Their forced removal from Etosha National Park (ENP) in the 1950s under the then-apartheid South African Administration, without any form of compensation, is not a distant historical grievance – on the contrary, it is still fresh in the minds of many of their community members.

The Hai||om’s religious and spiritual beliefs are connected to Etosha’s landscape and fauna, and the spirits of those who have passed away remain with and around them.

Today, as a direct result of their mass removal, many Hai||om live in poverty, disconnected from their homes, families and culture.

We can never forgo this reality which came as a result of draconian laws that were coined to create gross economic disadvantages for the black majority who are, today are reeling from acute poverty and dismal inequality.

We are reminded of the German Land Expropriation Orders, 1905; Creation of the German Police Zone; Native Trust and Land Act, 1913 and the Odendaal Plan, 1963.      
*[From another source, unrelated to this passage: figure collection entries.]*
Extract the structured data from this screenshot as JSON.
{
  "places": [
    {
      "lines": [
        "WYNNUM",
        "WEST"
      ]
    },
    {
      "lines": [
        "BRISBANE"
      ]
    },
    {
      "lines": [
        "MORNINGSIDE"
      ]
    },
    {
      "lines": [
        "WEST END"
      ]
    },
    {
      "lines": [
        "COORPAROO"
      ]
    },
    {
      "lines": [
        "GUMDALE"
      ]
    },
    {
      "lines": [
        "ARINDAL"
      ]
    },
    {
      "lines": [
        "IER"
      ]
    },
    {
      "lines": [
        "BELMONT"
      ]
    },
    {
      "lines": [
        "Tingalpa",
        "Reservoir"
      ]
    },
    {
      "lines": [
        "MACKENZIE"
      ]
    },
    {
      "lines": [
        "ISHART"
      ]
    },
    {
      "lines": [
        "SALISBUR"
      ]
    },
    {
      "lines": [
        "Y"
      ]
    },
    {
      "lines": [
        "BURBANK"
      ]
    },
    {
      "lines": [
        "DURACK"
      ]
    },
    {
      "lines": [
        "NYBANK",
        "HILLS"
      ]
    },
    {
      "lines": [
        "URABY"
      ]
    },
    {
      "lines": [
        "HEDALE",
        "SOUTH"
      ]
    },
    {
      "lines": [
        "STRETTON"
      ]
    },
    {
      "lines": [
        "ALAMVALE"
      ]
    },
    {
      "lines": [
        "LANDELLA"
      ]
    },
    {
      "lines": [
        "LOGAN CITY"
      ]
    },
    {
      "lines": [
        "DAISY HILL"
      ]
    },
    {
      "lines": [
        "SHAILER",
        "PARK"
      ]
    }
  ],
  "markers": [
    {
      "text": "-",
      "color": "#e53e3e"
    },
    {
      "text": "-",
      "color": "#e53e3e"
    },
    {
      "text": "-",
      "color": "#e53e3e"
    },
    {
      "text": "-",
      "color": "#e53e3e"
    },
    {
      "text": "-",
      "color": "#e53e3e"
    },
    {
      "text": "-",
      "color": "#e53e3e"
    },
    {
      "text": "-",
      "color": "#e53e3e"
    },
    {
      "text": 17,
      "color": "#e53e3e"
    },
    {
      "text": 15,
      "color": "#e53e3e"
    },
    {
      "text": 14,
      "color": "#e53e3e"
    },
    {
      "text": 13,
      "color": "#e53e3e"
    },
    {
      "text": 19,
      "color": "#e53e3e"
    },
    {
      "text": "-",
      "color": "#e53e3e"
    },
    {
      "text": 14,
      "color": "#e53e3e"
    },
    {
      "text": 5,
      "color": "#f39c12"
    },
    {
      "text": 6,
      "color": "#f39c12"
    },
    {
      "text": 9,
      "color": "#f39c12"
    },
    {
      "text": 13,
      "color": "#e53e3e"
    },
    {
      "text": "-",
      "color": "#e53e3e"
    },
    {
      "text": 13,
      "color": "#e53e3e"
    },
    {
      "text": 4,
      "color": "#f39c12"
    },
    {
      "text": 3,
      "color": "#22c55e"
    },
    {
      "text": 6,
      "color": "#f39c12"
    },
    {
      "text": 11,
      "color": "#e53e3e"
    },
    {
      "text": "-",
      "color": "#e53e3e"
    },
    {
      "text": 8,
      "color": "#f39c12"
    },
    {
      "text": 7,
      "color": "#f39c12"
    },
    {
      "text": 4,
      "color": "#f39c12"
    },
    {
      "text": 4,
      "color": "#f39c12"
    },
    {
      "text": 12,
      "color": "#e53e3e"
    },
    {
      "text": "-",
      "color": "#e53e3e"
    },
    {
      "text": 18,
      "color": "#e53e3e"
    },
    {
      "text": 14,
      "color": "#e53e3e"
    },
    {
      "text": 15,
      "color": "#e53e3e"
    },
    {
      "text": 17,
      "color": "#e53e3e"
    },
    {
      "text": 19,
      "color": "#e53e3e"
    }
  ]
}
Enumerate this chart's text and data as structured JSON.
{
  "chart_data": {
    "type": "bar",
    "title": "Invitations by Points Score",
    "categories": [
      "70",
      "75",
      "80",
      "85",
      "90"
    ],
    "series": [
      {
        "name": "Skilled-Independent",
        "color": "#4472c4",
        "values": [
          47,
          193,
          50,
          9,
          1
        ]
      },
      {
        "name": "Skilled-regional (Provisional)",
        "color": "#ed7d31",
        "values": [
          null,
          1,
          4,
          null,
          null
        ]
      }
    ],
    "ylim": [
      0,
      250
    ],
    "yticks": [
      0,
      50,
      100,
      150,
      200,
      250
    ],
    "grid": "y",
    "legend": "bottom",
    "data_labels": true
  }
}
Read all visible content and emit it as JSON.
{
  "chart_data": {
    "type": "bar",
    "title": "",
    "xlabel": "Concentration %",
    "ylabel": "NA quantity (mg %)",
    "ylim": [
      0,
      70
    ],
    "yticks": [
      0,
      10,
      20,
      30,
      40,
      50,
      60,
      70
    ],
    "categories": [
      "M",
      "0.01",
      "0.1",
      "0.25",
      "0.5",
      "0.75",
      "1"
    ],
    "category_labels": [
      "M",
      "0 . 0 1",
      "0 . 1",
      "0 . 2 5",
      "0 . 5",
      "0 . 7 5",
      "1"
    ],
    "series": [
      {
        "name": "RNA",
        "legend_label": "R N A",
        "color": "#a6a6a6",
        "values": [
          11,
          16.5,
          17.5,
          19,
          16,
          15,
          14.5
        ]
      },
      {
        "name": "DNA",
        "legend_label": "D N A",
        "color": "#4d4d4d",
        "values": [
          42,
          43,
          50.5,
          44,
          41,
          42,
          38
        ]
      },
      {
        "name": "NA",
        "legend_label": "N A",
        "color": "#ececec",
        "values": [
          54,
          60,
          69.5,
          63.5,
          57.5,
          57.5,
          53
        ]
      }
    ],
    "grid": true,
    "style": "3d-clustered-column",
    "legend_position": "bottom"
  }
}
For Itula to ask the electorate to turn a blind eye on these hideous acts including the dispossession from their land, of the Ovaherero, Nama and Damara communities in central and southern parts of Namibia by the German colonial government preceding and following the 1904-1908 genocide undermines logic.

His appeasement policy is clearly a temporary bait to attract white voters but does he really intend to ignore the past economic injustices in his ambitions to gain political control?

Politicians like Itula must not be driven by capitalist ideals at the expense of the very masses that they seek votes from. Failure to recognise the one thing that can bring parity in our unequal society is testament of a mindset that is still incarcerated in the colonial realms.